Monday, 17 August 2009

Navigation



One of the odd things about the ride I did yesterday was that it crosses four different Ordnance Survey Landranger maps. My "home" sheet (Reading & Windsor) would have got me as far as Slough, though I shouldn't need it for such a familiar route, and it didn't come out of the bag.

From there to the top of the Wey Navigation is on the West London sheet (176) and I checked that one a couple of times, but along the canal itself it only took me as far as the point where the M25 crosses.

Then I was on the Dorking and Reigate sheet (187) almost until I reached Newark lock (in the picture). After that I would have been following the route on the Aldershot & Guildford sheet (186) except that I didn't have a copy of that one.
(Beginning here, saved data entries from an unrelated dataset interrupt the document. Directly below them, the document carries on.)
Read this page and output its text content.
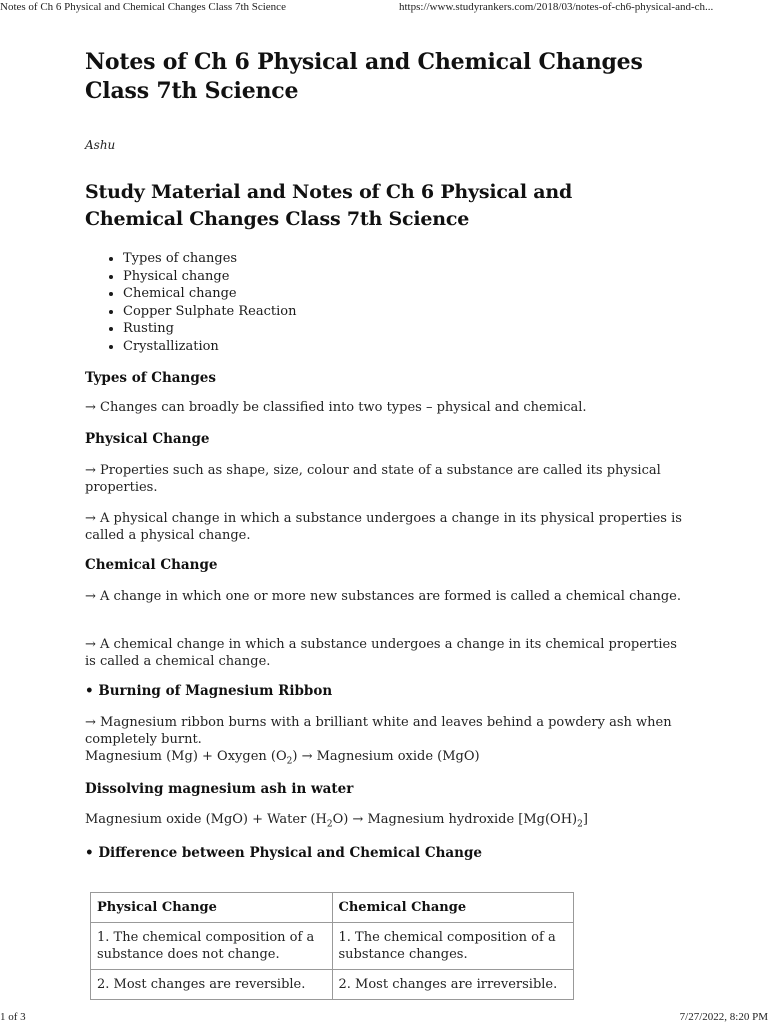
Notes of Ch 6 Physical and Chemical Changes Class 7th Science	https://www.studyrankers.com/2018/03/notes-of-ch6-physical-and-ch...
Notes of Ch 6 Physical and Chemical Changes
Class 7th Science

Ashu

Study Material and Notes of Ch 6 Physical and
Chemical Changes Class 7th Science
• Types of changes
• Physical change
• Chemical change
• Copper Sulphate Reaction
• Rusting
• Crystallization
Types of Changes
→ Changes can broadly be classified into two types – physical and chemical.
Physical Change
→ Properties such as shape, size, colour and state of a substance are called its physical properties.
→ A physical change in which a substance undergoes a change in its physical properties is called a physical change.
Chemical Change
→ A change in which one or more new substances are formed is called a chemical change.
→ A chemical change in which a substance undergoes a change in its chemical properties is called a chemical change.
• Burning of Magnesium Ribbon
→ Magnesium ribbon burns with a brilliant white and leaves behind a powdery ash when completely burnt.
Magnesium (Mg) + Oxygen $(O_2)$ → Magnesium oxide (MgO)
Dissolving magnesium ash in water
Magnesium oxide (MgO) + Water $(H_2O)$ → Magnesium hydroxide $[Mg(OH)_2]$
• Difference between Physical and Chemical Change
Physical Change	Chemical Change
1. The chemical composition of a substance does not change.	1. The chemical composition of a substance changes.
2. Most changes are reversible.	2. Most changes are irreversible.
1 of 3	7/27/2022, 8:20 PM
Not that it particularly matters along a canal of course. Even at my most vague and woolly, it would be quite an achievement to get lost on a towpath. Except for one thing.... approaching Guildford there are a couple of different options, and I suspect I didn't pick the best route into the centre.

Getting home from the centre of Guildford was another matter. My planning for the day had been bit sloppy to put it mildly. Basically I knew that if I headed north I would end up somewhere familiar, and I hadn't given it much more though than that. I've got the OSM cyclemap on the GPS, and since that now has route finding I was pretty relaxed about getting home.

In the event, though, the distance from Guildford to home proved a bit too much for the GPS. I fiddled around with partial routes for a while without too much luck, and in the end I realised I didn't have time to drift much off a straight line, so I went and found a book shop, and bought a copy of the local OS sheet.

That got me as far as Bagshot. Not that it needed much checking since I was now following a main road, with plenty of signposts. From Bagshot I was back on the OS sheet that I had started from, but more importantly, I was on familiar ground, and the GPS route finder was coping, and ticking down the remaining distance. So from Bracknell I was able to call home and let them know (more or less) exactly how late I was going to be.

Unfortunately slippy maps on the internet don't function too well out on the road. The GPS is wonderful, but it isn't really up to finding 20 mile routes on the bike yet (though it is getting there). I am trying to make a convincing case to myself that an Internet tablet with GPS and Maemo Mapper would be just the thing (without much luck). So in reality I suspect that I'm going to be carrying bundles of landranger maps for a while yet.

It seems a bit ironic that all this came to the fore along a canal route call the "navigation".